Durante tres años, Lynn Krominga cambió su apartamento en Nueva York por una vida en alta mar a bordo de The World, el crucero residencial más grande que existe. Abogada de prestigio en Revlon durante los años ochenta y noventa, acostumbrada a un ritmo de viajes vertiginoso pero con poco tiempo para disfrutar de los destinos, decidió en 2011 dar un giro radical: vender su vivienda en Manhattan y mudarse a un condominio flotante de 1.800 metros cuadrados que navegaba permanentemente por el globo.
Tres años a todo tren
La experiencia prometía una mezcla de lujo y descubrimiento cultural. A bordo, la rutina combinaba cenas en restaurantes de primer nivel con conferencias de exploradores y expertos de National Geographic, expediciones privadas a museos icónicos y excursiones a lugares a los que pocos turistas pueden acceder. En el Mediterráneo, una vecina organizó fiestas en su propio yate que acompañaba al buque, mientras que en San Petersburgo disfrutó de una visita exclusiva al Hermitage sin más compañía que un reducido grupo de residentes.
La vida cotidiana en The World no difería tanto de la de una comunidad residencial de lujo, con la diferencia de que cada amanecer podía ocurrir en un puerto distinto. Los menús se personalizaban según las preferencias de cada pasajero, había entrenadores personales, spa, club de golf y hasta la única pista de tenis reglamentaria en alta mar. Los residentes organizaban veladas privadas con músicos locales o karaoke improvisado, y el personal del barco, altamente entrenado, memorizaba los gustos de cada inquilino, desde la bebida favorita hasta restricciones dietéticas.
Un episodio aterrador incluido
Las travesías ofrecieron momentos inolvidables. Desde cinco semanas recorriendo la Antártida hasta la emoción de cruzar cuatro veces el temido Pasaje de Drake, Krominga vivió expediciones intensas y, en ocasiones, arriesgadas. En el mar Rojo, el barco necesitó escolta de la Guardia Costera de EE. UU. tras un ataque con misiles en aguas cercanas, un episodio que los residentes recuerdan como uno de los instantes más aterradores: la noticia de que piratas habían disparado un proyectil contra un buque a pocos kilómetros convirtió la calma de cubierta en silencio tenso, con muchos pasajeros refugiados en sus camarotes.

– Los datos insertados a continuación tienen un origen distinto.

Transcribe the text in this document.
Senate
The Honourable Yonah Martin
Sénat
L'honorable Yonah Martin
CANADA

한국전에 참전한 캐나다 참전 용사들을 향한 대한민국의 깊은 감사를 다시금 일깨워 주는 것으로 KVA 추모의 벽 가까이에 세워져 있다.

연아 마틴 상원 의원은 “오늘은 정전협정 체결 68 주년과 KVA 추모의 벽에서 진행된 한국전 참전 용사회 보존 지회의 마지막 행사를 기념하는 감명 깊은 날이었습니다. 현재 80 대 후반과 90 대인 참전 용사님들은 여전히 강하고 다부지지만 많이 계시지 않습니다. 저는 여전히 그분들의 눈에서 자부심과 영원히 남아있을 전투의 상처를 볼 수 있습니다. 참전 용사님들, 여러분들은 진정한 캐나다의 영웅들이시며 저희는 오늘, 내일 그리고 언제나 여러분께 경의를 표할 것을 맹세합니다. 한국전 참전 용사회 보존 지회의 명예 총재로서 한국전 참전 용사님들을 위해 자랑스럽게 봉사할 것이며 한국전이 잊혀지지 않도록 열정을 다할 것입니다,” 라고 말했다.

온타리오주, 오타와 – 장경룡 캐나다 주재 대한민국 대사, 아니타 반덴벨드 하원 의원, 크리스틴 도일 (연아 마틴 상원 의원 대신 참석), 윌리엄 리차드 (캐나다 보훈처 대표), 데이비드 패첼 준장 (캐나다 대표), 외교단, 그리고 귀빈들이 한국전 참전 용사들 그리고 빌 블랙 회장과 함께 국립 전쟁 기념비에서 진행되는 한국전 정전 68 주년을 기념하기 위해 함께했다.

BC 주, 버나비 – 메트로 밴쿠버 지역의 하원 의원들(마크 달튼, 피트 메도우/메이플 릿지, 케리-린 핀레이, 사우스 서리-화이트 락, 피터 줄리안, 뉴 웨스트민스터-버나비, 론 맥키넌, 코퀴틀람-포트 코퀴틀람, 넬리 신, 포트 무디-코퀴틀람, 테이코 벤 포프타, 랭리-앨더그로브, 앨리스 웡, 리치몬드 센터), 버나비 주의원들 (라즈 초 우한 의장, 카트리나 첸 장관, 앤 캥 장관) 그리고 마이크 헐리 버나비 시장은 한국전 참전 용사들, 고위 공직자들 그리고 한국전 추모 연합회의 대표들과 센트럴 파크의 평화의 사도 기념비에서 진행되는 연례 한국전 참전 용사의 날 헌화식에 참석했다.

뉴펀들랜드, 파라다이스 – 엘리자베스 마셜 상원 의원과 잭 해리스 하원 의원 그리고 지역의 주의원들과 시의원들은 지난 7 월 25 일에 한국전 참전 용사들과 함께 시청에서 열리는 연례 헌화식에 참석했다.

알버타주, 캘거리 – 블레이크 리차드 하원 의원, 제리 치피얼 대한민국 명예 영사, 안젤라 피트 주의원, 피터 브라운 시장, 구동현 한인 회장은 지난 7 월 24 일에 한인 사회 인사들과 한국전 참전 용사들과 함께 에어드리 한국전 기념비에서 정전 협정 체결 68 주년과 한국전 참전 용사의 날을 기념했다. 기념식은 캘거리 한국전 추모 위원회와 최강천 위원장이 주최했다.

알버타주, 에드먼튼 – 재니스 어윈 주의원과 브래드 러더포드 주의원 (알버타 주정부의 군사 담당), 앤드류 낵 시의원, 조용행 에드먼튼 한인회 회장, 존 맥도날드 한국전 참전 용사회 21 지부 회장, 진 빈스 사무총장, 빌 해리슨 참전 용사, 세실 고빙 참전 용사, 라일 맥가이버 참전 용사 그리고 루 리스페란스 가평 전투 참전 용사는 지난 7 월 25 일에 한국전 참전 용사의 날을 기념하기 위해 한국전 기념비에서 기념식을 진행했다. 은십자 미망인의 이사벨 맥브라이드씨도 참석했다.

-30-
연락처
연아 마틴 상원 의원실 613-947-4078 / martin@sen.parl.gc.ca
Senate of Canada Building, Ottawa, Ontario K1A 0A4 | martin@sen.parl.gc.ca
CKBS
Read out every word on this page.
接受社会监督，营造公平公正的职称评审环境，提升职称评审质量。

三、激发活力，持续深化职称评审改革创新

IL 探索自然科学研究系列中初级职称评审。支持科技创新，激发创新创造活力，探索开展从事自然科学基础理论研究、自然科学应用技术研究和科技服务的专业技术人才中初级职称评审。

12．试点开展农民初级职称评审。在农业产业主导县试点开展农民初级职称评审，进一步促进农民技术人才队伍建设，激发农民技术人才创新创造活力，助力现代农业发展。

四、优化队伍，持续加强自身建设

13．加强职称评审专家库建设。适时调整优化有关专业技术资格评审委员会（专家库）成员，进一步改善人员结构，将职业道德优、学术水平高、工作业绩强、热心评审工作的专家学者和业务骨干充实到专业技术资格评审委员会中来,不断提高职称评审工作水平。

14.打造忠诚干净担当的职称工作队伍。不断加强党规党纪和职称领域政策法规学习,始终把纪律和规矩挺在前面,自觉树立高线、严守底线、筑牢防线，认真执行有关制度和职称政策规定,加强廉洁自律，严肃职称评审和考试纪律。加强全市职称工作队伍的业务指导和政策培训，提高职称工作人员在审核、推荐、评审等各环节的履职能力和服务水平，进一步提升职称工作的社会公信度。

"El capitán solicitó por radio a la Guardia Costera estadounidense una escolta, ya que un misil hutí había sido disparado desde la costa yemení contra el barco que nos precedía", comentaba a People. Al bordear Somalia, sharpshooters armados custodiaron la nave para prevenir ataques piratas. Hubo también instantes de fragilidad, como cuando un pesado mueble cruzó su salón durante una tormenta en aguas de Groenlandia.
Las lecciones humanas marcaron tanto como las aventuras. En Japón escuchó el testimonio directo de un superviviente de Nagasaki; en Camboya, la visita a los killing fields de Phnom Penh fue tan sobrecogedora que no pudo continuar hacia Angkor Wat al día siguiente. En Vietnam, la calidez inesperada de los locales contrastó con la dureza de la memoria histórica en el “Hanoi Hilton”, la prisión donde estuvo recluido John McCain. Momentos que, asegura, dejaron huellas más profundas que cualquier lujo material.
Con el paso del tiempo, sin embargo, la atmósfera de The World cambió. Los debates intelectuales y las conferencias fueron sustituidos por desfiles de moda y charlas sobre organización doméstica; las conversaciones sobre historia y política dieron paso a bodas y fiestas a bordo. Krominga decidió entonces vender su condominio y regresar a Nueva York. Aun así, guarda las memorias como un tesoro: una vida de exploración irrepetible, con capítulos de riesgo, belleza y aprendizaje que, como ella misma admite, “en algunos casos deberían quedarse para siempre en el mar”.